Today I mailed off Cadence's care package! There is a small outfit for her. This was hard to pick out this time of year because they prefer for the kids' arms and legs to be covered, and there is not a lot to choose from in Virginia in May that isn't summery. But the outfit has pandas on it and is very cute! My mom included some socks and I put in chinese words that these were to be "shared with friends" so hopefully a few children in the orphanage will have warm tootsies. My mom also helped me sew the little lovey that had birds on it and I plan to make a bigger blanket for Cadence when she comes home. I put in a couple of small toys and included some jelly fish candy with a note "for the nannies" at the orphanage. I put together a photo album of us, the girls, grandparents, our pets, house and some friends. I taped the words "mom", "dad", "big sister", etc. over everyone's head (in Chinese, of course). Over a picture of the family I put the words "We love you". Lastly, I included a disposable camera. It's kind of ironic the price I am paying to ship a bunch of stuff "made in China" back to China!
In my ideal world, the nannies at the orphanage will enjoy the candy, put Cadence in her adorable outfit and let her snuggle with her lovey as they sweetly hold her and look at the photo album with her. They'll point to the pictures and show Cadence her mommy and daddy and sisters. They will tell her what a wonderful family she will have and how much she'll be loved. Then her nannies will use the disposable camera that we sent to take pictures of Cadence and her friends at the orphanage and the caregivers, so that as she grows up she will have a small visual of the life that she lived before she came home to us.

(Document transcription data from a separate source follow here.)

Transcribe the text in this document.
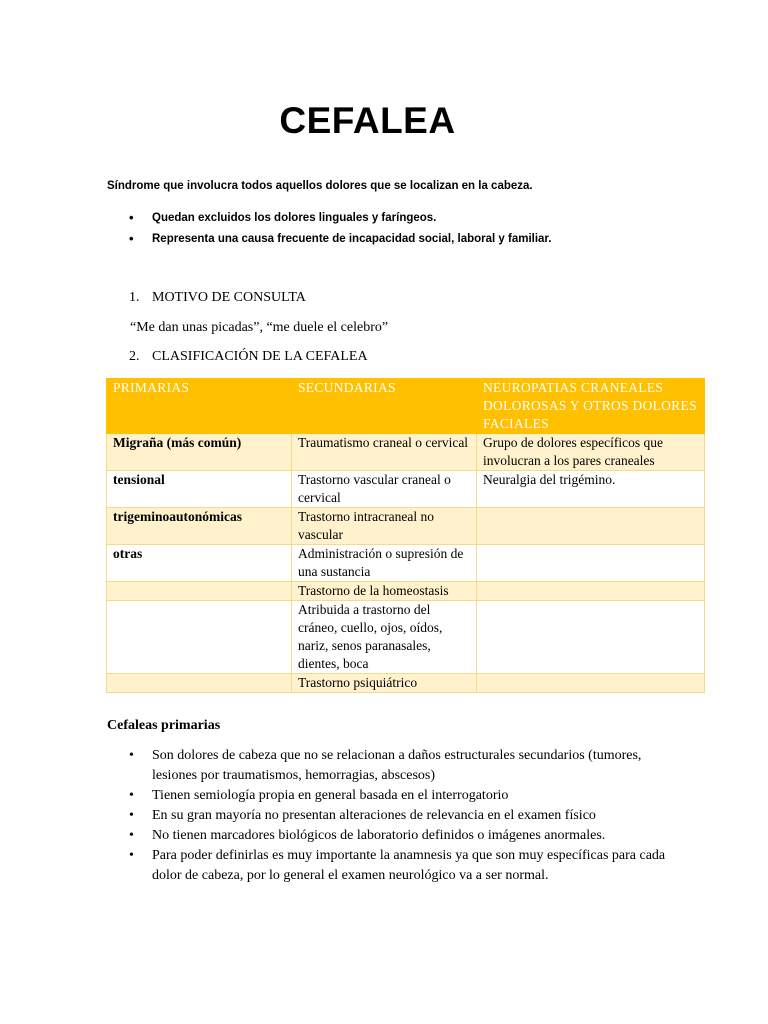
CEFALEA

Síndrome que involucra todos aquellos dolores que se localizan en la cabeza.

• Quedan excluidos los dolores linguales y faríngeos.
• Representa una causa frecuente de incapacidad social, laboral y familiar.

1. MOTIVO DE CONSULTA

“Me dan unas picadas”, “me duele el celebro”

2. CLASIFICACIÓN DE LA CEFALEA

PRIMARIAS	SECUNDARIAS	NEUROPATIAS CRANEALES DOLOROSAS Y OTROS DOLORES FACIALES
Migraña (más común)	Traumatismo craneal o cervical	Grupo de dolores específicos que involucran a los pares craneales
tensional	Trastorno vascular craneal o cervical	Neuralgia del trigémino.
trigeminoautonómicas	Trastorno intracraneal no vascular	
otras	Administración o supresión de una sustancia	
	Trastorno de la homeostasis	
	Atribuida a trastorno del cráneo, cuello, ojos, oídos, nariz, senos paranasales, dientes, boca	
	Trastorno psiquiátrico	

Cefaleas primarias

• Son dolores de cabeza que no se relacionan a daños estructurales secundarios (tumores, lesiones por traumatismos, hemorragias, abscesos)
• Tienen semiología propia en general basada en el interrogatorio
• En su gran mayoría no presentan alteraciones de relevancia en el examen físico
• No tienen marcadores biológicos de laboratorio definidos o imágenes anormales.
• Para poder definirlas es muy importante la anamnesis ya que son muy específicas para cada dolor de cabeza, por lo general el examen neurológico va a ser normal.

As for the real world, who knows! I'm sure it won't be as picture perfect as I would hope. I have read various things about the orphanages in China. They could vary as much as any of the homes in America. I've seen pictures of children celebrating a birthday in an orphanage as well as pictures of children horribly neglected and dying. I do know that adopting parents generally prepare for lice and bug bites. I know that a lot of orphanages don't have heat so children are stuffed into layers and layers of clothes when it is cold (closely resembling Randy in "A Christmas Story"!). I also know that the nannies sometimes cry when they are handing children over to their adoptive families.

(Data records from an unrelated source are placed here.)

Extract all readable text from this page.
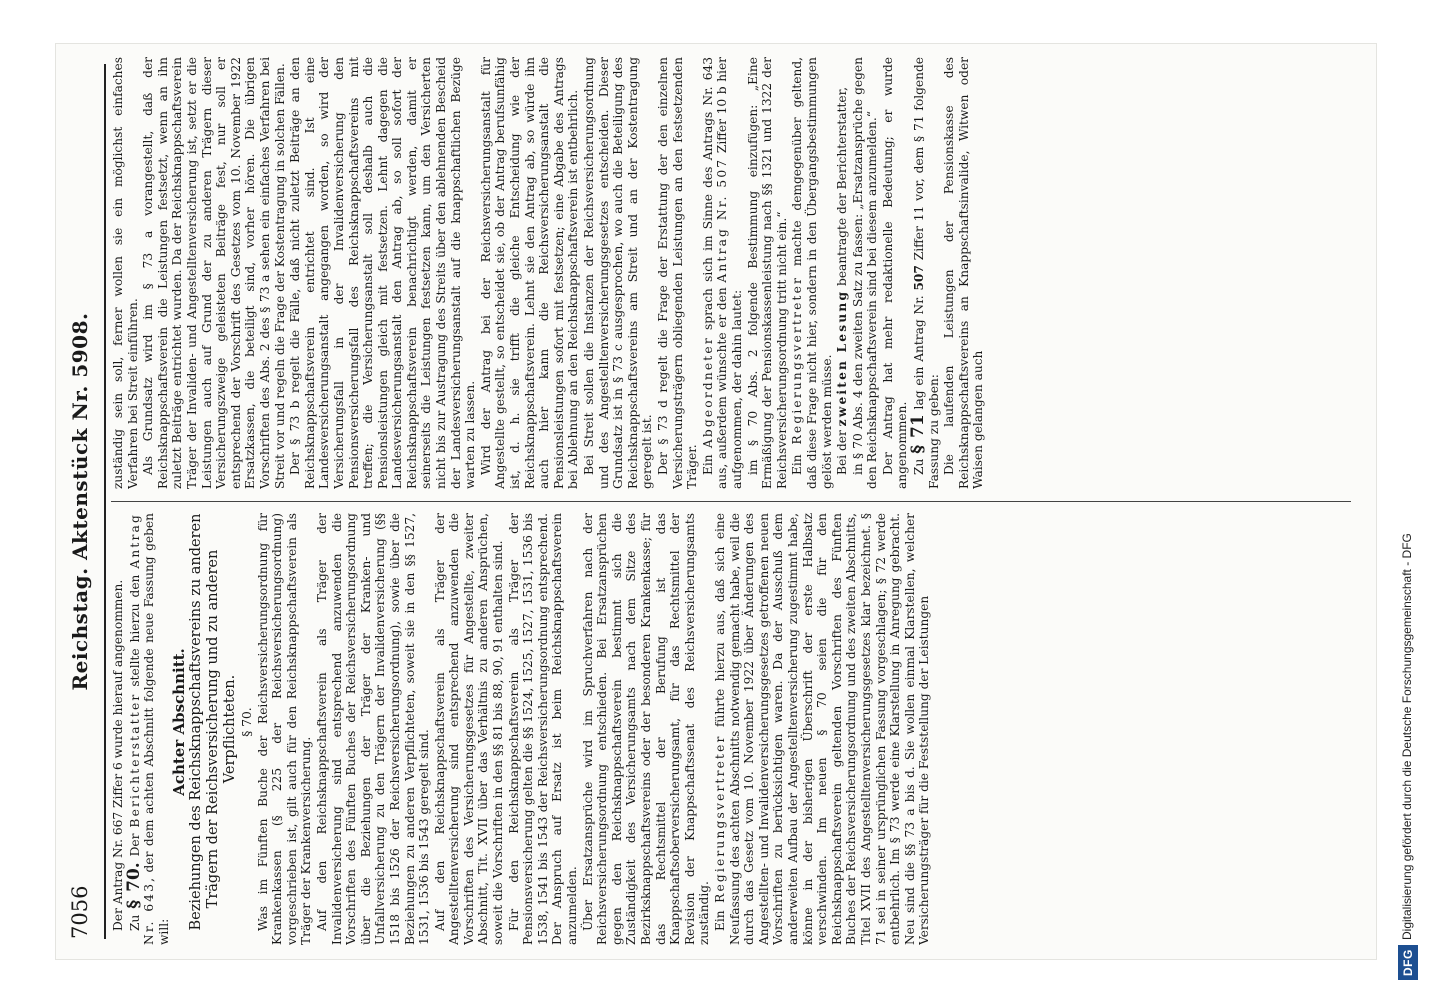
7056
Reichstag. Aktenstück Nr. 5908.

Der Antrag Nr. 667 Ziffer 6 wurde hierauf angenommen. Zu § 70. Der Berichterstatter stellte hierzu den Antrag Nr. 643, der dem achten Abschnitt folgende neue Fassung geben will:

Achter Abschnitt. Beziehungen des Reichsknappschaftsvereins zu anderen Trägern der Reichsversicherung und zu anderen Verpflichteten. § 70. Was im Fünften Buche der Reichsversicherungsordnung für Krankenkassen (§ 225 der Reichsversicherungsordnung) vorgeschrieben ist, gilt auch für den Reichsknappschaftsverein als Träger der Krankenversicherung. Auf den Reichsknappschaftsverein als Träger der Invalidenversicherung sind entsprechend anzuwenden die Vorschriften des Fünften Buches der Reichsversicherungsordnung über die Beziehungen der Träger der Kranken- und Unfallversicherung zu den Trägern der Invalidenversicherung (§§ 1518 bis 1526 der Reichsversicherungsordnung), sowie über die Beziehungen zu anderen Verpflichteten, soweit sie in den §§ 1527, 1531, 1536 bis 1543 geregelt sind. Auf den Reichsknappschaftsverein als Träger der Angestelltenversicherung sind entsprechend anzuwenden die Vorschriften des Versicherungsgesetzes für Angestellte, zweiter Abschnitt, Tit. XVII über das Verhältnis zu anderen Ansprüchen, soweit die Vorschriften in den §§ 81 bis 88, 90, 91 enthalten sind. Für den Reichsknappschaftsverein als Träger der Pensionsversicherung gelten die §§ 1524, 1525, 1527, 1531, 1536 bis 1538, 1541 bis 1543 der Reichsversicherungsordnung entsprechend. Der Anspruch auf Ersatz ist beim Reichsknappschaftsverein anzumelden. Über Ersatzansprüche wird im Spruchverfahren nach der Reichsversicherungsordnung entschieden. Bei Ersatzansprüchen gegen den Reichsknappschaftsverein bestimmt sich die Zuständigkeit des Versicherungsamts nach dem Sitze des Bezirksknappschaftsvereins oder der besonderen Krankenkasse; für das Rechtsmittel der Berufung ist das Knappschaftsoberversicherungsamt, für das Rechtsmittel der Revision der Knappschaftssenat des Reichsversicherungsamts zuständig. Ein Regierungsvertreter führte hierzu aus, daß sich eine Neufassung des achten Abschnitts notwendig gemacht habe, weil die durch das Gesetz vom 10. November 1922 über Änderungen des Angestellten- und Invalidenversicherungsgesetzes getroffenen neuen Vorschriften zu berücksichtigen waren. Da der Ausschuß dem anderweiten Aufbau der Angestelltenversicherung zugestimmt habe, könne in der bisherigen Überschrift der erste Halbsatz verschwinden. Im neuen § 70 seien die für den Reichsknappschaftsverein geltenden Vorschriften des Fünften Buches der Reichsversicherungsordnung und des zweiten Abschnitts, Titel XVII des Angestelltenversicherungsgesetzes klar bezeichnet. § 71 sei in seiner ursprünglichen Fassung vorgeschlagen; § 72 werde entbehrlich. Im § 73 werde eine Klarstellung in Anregung gebracht. Neu sind die §§ 73 a bis d. Sie wollen einmal Klarstellen, welcher Versicherungsträger für die Feststellung der Leistungen

zuständig sein soll, ferner wollen sie ein möglichst einfaches Verfahren bei Streit einführen. Als Grundsatz wird im § 73 a vorangestellt, daß der Reichsknappschaftsverein die Leistungen festsetzt, wenn an ihn zuletzt Beiträge entrichtet wurden. Da der Reichsknappschaftsverein Träger der Invaliden- und Angestelltenversicherung ist, setzt er die Leistungen auch auf Grund der zu anderen Trägern dieser Versicherungszweige geleisteten Beiträge fest, nur soll er entsprechend der Vorschrift des Gesetzes vom 10. November 1922 Ersatzkassen, die beteiligt sind, vorher hören. Die übrigen Vorschriften des Abs. 2 des § 73 a sehen ein einfaches Verfahren bei Streit vor und regeln die Frage der Kostentragung in solchen Fällen. Der § 73 b regelt die Fälle, daß nicht zuletzt Beiträge an den Reichsknappschaftsverein entrichtet sind. Ist eine Landesversicherungsanstalt angegangen worden, so wird der Versicherungsfall in der Invalidenversicherung den Pensionsversicherungsfall des Reichsknappschaftsvereins mit treffen; die Versicherungsanstalt soll deshalb auch die Pensionsleistungen gleich mit festsetzen. Lehnt dagegen die Landesversicherungsanstalt den Antrag ab, so soll sofort der Reichsknappschaftsverein benachrichtigt werden, damit er seinerseits die Leistungen festsetzen kann, um den Versicherten nicht bis zur Austragung des Streits über den ablehnenden Bescheid der Landesversicherungsanstalt auf die knappschaftlichen Bezüge warten zu lassen. Wird der Antrag bei der Reichsversicherungsanstalt für Angestellte gestellt, so entscheidet sie, ob der Antrag berufsunfähig ist, d. h. sie trifft die gleiche Entscheidung wie der Reichsknappschaftsverein. Lehnt sie den Antrag ab, so würde ihn auch hier kann die Reichsversicherungsanstalt die Pensionsleistungen sofort mit festsetzen; eine Abgabe des Antrags bei Ablehnung an den Reichsknappschaftsverein ist entbehrlich. Bei Streit sollen die Instanzen der Reichsversicherungsordnung und des Angestelltenversicherungsgesetzes entscheiden. Dieser Grundsatz ist in § 73 c ausgesprochen, wo auch die Beteiligung des Reichsknappschaftsvereins am Streit und an der Kostentragung geregelt ist. Der § 73 d regelt die Frage der Erstattung der den einzelnen Versicherungsträgern obliegenden Leistungen an den festsetzenden Träger. Ein Abgeordneter sprach sich im Sinne des Antrags Nr. 643 aus, außerdem wünschte er den Antrag Nr. 507 Ziffer 10 b hier aufgenommen, der dahin lautet: im § 70 Abs. 2 folgende Bestimmung einzufügen: „Eine Ermäßigung der Pensionskassenleistung nach §§ 1321 und 1322 der Reichsversicherungsordnung tritt nicht ein.“ Ein Regierungsvertreter machte demgegenüber geltend, daß diese Frage nicht hier, sondern in den Übergangsbestimmungen gelöst werden müsse. Bei der zweiten Lesung beantragte der Berichterstatter, in § 70 Abs. 4 den zweiten Satz zu fassen: „Ersatzansprüche gegen den Reichsknappschaftsverein sind bei diesem anzumelden.“ Der Antrag hat mehr redaktionelle Bedeutung; er wurde angenommen. Zu § 71 lag ein Antrag Nr. 507 Ziffer 11 vor, dem § 71 folgende Fassung zu geben: Die laufenden Leistungen der Pensionskasse des Reichsknappschaftsvereins an Knappschaftsinvalide, Witwen oder Waisen gelangen auch

DFG
Digitalisierung gefördert durch die Deutsche Forschungsgemeinschaft - DFG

We may or may not get to visit Cadence's orphanage. I do hope that we have the opportunity to see it, no matter how difficult it may be. I can't imagine not seeing it for my own eyes and not knowing how she has lived her life until she comes to be with us. Hopefully it will be on the better end of the spectrum. Until we have Cadence in our arms, though, I have to imagine her in a good and decent place... it's too much to bear to think otherwise.